The Rapid Transition Scenario (Rapid) would see a series of policy measures, led by a significant increase in carbon prices and supported by more-targeted sector specific measures. Primary energy demand increases by 10%. This would result in carbon emissions from energy use falling by around 70% by 2050. bp said this fall is consistent with limiting the rise in global temperatures by 2100 to well below 2C above preindustrial levels.
The Net Zero Scenario (Net Zero) assumes that the policy measures embodied in Rapid are both added to and reinforced by “significant shifts in societal behaviour and preferences”, further accelerating the reduction in carbon emissions. Primary energy demand increases by 10%. Global carbon emissions from energy use fall by over 95% by 2050, broadly in line with limiting temperature rises to 1.5C.
On 23 September, EDF Energy published Helping Britain Net Zero: Our Plan For a Green Recovery, outlining its perspectives on how the energy sector can deliver jobs, support decarbonisation and help Great Britain achieve net zero. EDF Energy states that “with the right policies in place, it plans to enable investment in low carbon technologies in the UK worth over £50bn by 2035”. The supplier sets out three areas of focus with a plan for each:
- Creating a decarbonised power system and an electrified economy. Delivered by investment in low carbon electricity generation from wind, nuclear and solar.
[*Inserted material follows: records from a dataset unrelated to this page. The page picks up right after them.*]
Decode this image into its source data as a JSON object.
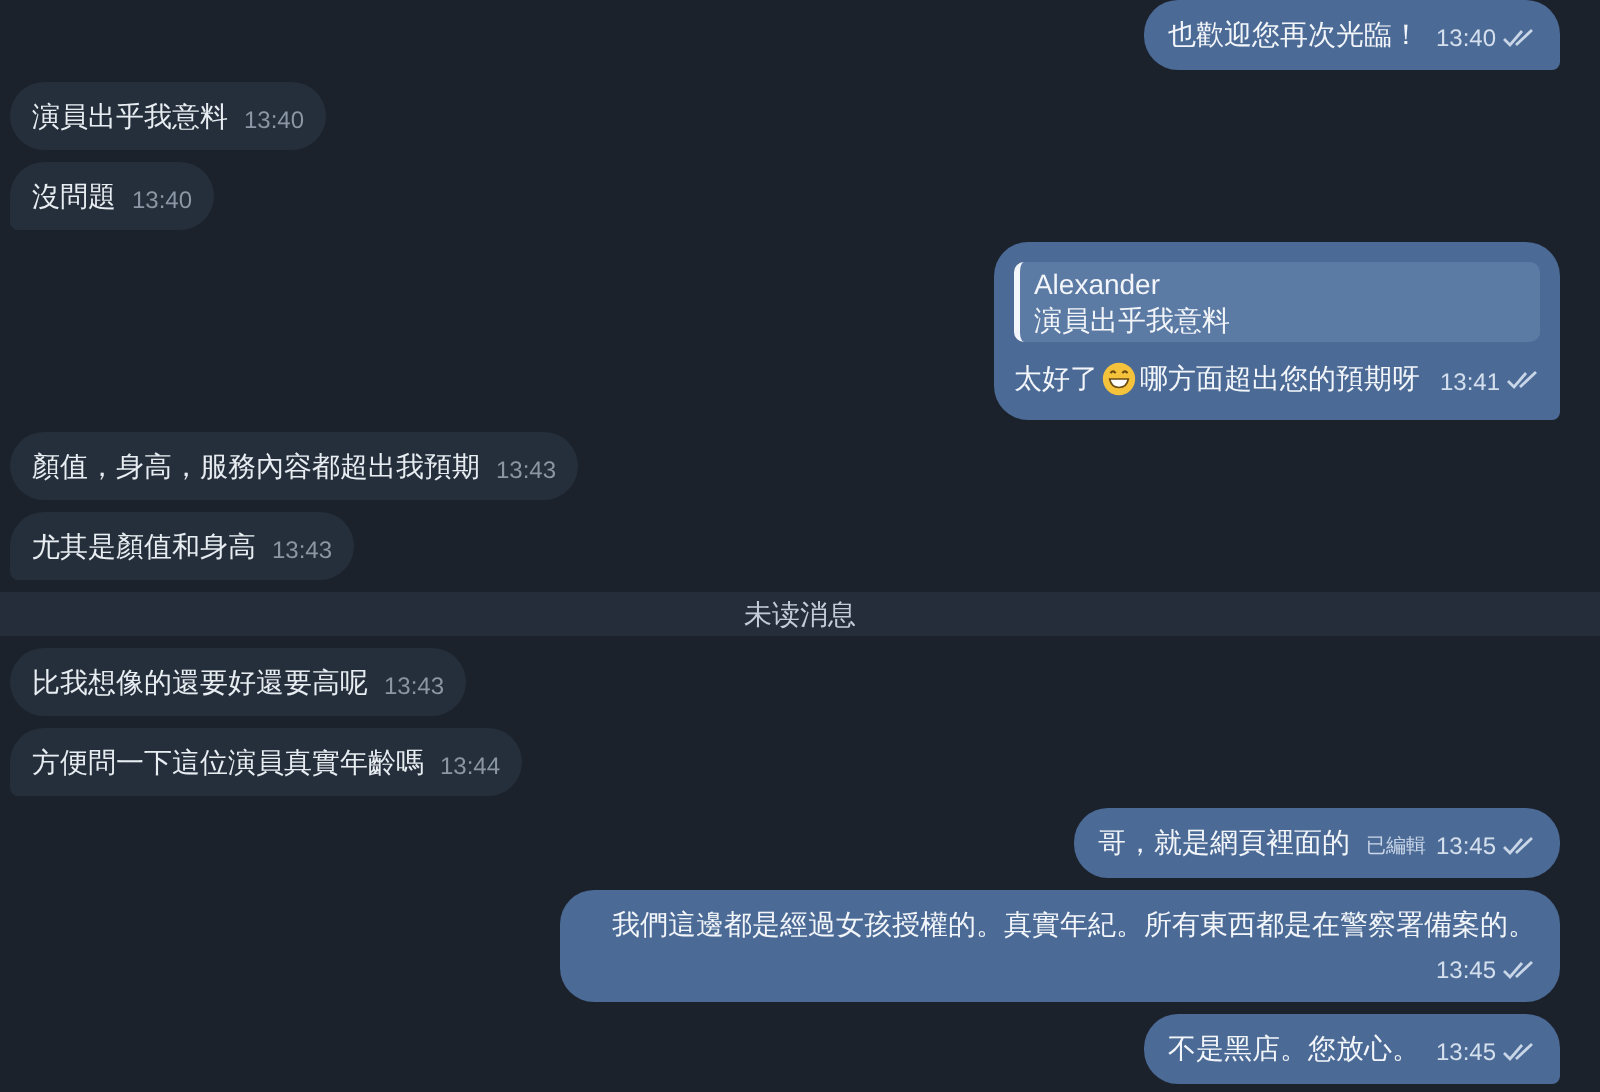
{
  "messages": [
    {
      "kind": "outgoing",
      "text": "也歡迎您再次光臨！",
      "time": "13:40",
      "tail": true
    },
    {
      "kind": "incoming",
      "text": "演員出乎我意料",
      "time": "13:40",
      "tail": false
    },
    {
      "kind": "incoming",
      "text": "沒問題",
      "time": "13:40",
      "tail": true
    },
    {
      "kind": "reply",
      "quote_author": "Alexander",
      "quote_text": "演員出乎我意料",
      "text": "太好了",
      "text_after": "哪方面超出您的預期呀",
      "time": "13:41",
      "tail": true
    },
    {
      "kind": "incoming",
      "text": "顏值，身高，服務內容都超出我預期",
      "time": "13:43",
      "tail": false
    },
    {
      "kind": "incoming",
      "text": "尤其是顏值和身高",
      "time": "13:43",
      "tail": true
    },
    {
      "kind": "divider",
      "text": "未读消息"
    },
    {
      "kind": "incoming",
      "text": "比我想像的還要好還要高呢",
      "time": "13:43",
      "tail": false
    },
    {
      "kind": "incoming",
      "text": "方便問一下這位演員真實年齡嗎",
      "time": "13:44",
      "tail": true
    },
    {
      "kind": "outgoing",
      "text": "哥，就是網頁裡面的",
      "edited": "已編輯",
      "time": "13:45",
      "tail": false
    },
    {
      "kind": "outgoing",
      "text": "我們這邊都是經過女孩授權的。真實年紀。所有東西都是在警察署備案的。",
      "time": "13:45",
      "tail": false
    },
    {
      "kind": "outgoing",
      "text": "不是黑店。您放心。",
      "time": "13:45",
      "tail": true
    }
  ]
}
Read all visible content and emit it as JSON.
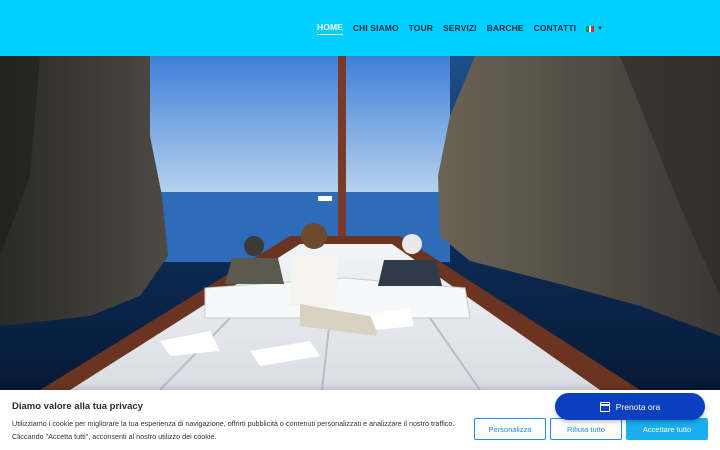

- Growing emerging low carbon sectors with a focus on decarbonising transport, heating and industry.
- Ensuring a green recovery is affordable for all energy customers.
The steps to achieve point one include the delivery of Hinkley Point C to meet 7% of UK electricity demand; developing Sizewell C, creating 1,500 apprenticeships; growing its renewable business; investing in the UK’s low carbon supply chain; and maintaining the nuclear expertise in Britain through the running of eight nuclear power stations while investing in the current and future generations of nuclear experts.
International consultancy EcoAct has claimed that, although 45% of FTSE 100 companies are committed to net zero by 2050, only 16% have a strategy to realistically meet the commitment. It published its findings in the 10th edition of Sustainability Reporting Performance of the FTSE 100 on 23 September, which includes a leader board ranking the top 20 companies for environmental sustainability disclosure.
The top scoring companies include Unilever, BT, Landsec, SSE and NatWest Group. The report also claims that a key driver for best practice reporting is increased pressure from investors demanding better climate-related disclosures.
The report also shows that companies are more likely to be on track to meet carbon reduction targets if they set Science Based Targets (SBTs), but only 35% of FTSE 100 companies are currently doing so.
PepsiCo announced a new target to source 100% renewable electricity across all of its company owned and controlled operations globally by 2030 on 21 September. The target is extended to its entire franchise and third-party operations by 2040. According to PepsiCo, the transition has the potential to reduce approximately 2.5mn metric tonnes of greenhouse gases by 2040.
With this announcement, PepsiCo joins the RE100, an initiative led by the Climate Group in partnership with CDP, which looks to bring together the world's most influential companies committed to 100% renewable electricity. To achieve this, PepsiCo will employ a diversified portfolio of solutions, including Power Purchase Agreements (PPAs) that will support the development of new projects, such as solar and wind farms, as well as through purchased energy certificates that will enable the near-term transition to renewable sources.
Additionally, the company signed the Business Ambition for 1.5°C pledge earlier this year, joining other leading companies in committing to set science-based emissions reduction targets in line with limiting global warming to 1.5°C, while also developing a long term strategy for achieving net zero emissions by 2050.